Oruam estava em liberdade provisória, monitorado por tornozeleira eletrônica, por força de liminar concedida pelo Superior Tribunal de Justiça (STJ). No entanto, o STJ revogou a liminar após relatórios da Coordenação de Monitoração Eletrônica da Secretaria de Administração Penitenciária (Seap) registrarem sucessivas violações das condições impostas. Segundo os autos, o réu descumpriu o recolhimento domiciliar noturno em diversas ocasiões e exibiu negligência recorrente com o equipamento, incluindo períodos com o dispositivo desligado, totalizando 66 ocorrências, das quais 21 graves somente em 2026, principalmente por falta de carregamento da bateria.

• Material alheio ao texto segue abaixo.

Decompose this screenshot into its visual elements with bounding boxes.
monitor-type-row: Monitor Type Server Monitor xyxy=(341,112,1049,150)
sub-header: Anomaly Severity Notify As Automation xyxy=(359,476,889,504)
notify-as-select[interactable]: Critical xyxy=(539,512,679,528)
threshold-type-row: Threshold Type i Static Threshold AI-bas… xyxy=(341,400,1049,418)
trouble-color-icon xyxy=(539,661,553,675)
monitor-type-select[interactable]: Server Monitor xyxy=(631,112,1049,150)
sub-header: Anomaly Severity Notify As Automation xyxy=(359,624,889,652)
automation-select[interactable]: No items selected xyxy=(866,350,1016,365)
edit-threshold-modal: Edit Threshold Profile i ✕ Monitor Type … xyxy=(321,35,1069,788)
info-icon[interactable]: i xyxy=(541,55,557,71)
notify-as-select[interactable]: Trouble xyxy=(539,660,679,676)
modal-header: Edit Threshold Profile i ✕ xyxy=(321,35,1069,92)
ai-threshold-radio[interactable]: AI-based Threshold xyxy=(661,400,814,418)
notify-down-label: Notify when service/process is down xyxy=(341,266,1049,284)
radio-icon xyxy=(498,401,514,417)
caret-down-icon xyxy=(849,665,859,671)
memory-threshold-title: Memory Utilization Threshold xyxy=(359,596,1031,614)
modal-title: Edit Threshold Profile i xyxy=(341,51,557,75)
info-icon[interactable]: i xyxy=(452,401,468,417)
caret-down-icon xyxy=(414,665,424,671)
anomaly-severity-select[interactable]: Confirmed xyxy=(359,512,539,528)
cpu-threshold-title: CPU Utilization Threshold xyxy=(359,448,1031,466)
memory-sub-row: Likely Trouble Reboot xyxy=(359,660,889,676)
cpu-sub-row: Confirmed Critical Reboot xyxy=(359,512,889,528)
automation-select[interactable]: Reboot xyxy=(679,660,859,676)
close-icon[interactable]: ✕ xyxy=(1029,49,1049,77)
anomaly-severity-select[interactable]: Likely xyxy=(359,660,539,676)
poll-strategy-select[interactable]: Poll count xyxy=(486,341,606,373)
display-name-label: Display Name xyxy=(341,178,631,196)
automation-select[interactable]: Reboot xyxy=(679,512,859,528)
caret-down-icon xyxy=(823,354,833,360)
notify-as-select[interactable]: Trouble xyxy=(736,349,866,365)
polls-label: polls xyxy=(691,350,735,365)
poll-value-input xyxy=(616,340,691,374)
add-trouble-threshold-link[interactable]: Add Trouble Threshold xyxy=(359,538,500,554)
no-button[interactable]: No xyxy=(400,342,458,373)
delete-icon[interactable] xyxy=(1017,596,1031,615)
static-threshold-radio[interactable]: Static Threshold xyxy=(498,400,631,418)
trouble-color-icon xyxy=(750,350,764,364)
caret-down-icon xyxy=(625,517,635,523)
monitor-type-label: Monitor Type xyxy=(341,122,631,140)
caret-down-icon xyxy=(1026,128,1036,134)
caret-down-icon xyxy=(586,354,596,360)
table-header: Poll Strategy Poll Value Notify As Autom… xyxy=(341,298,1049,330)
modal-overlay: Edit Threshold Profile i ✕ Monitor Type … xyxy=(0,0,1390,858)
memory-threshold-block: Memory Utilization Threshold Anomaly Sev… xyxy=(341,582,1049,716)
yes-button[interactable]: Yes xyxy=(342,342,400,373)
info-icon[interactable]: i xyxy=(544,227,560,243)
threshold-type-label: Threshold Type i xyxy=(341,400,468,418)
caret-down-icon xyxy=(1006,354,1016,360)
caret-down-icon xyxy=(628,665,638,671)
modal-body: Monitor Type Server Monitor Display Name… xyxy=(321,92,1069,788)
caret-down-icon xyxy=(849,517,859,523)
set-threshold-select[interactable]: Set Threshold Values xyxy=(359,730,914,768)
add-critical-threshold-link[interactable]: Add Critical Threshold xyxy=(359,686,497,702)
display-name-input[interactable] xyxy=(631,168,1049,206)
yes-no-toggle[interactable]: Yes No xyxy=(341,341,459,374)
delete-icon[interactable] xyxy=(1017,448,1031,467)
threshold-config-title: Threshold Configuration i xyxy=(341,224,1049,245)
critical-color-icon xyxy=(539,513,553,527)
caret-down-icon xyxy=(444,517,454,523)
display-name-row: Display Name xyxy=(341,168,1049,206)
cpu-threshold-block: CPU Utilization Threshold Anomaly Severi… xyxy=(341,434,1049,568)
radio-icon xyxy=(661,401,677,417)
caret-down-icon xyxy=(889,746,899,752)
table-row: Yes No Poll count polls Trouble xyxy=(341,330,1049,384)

O equipamento foi trocado em 9 de dezembro de 2025, na Central de Monitoração Eletrônica, e a tornozeleira anterior apresentou danos constatados em perícia, possivelmente por impacto. Oruam utiliza o monitoramento desde 30 de setembro de 2024, e as violações se intensificaram a partir de 1º de novembro de 2025. Após a troca, o novo dispositivo voltou a falhar por ausência de carregamento e permanece descarregado desde 1º de fevereiro de 2026. As infrações foram comunicadas mensalmente ao Judiciário.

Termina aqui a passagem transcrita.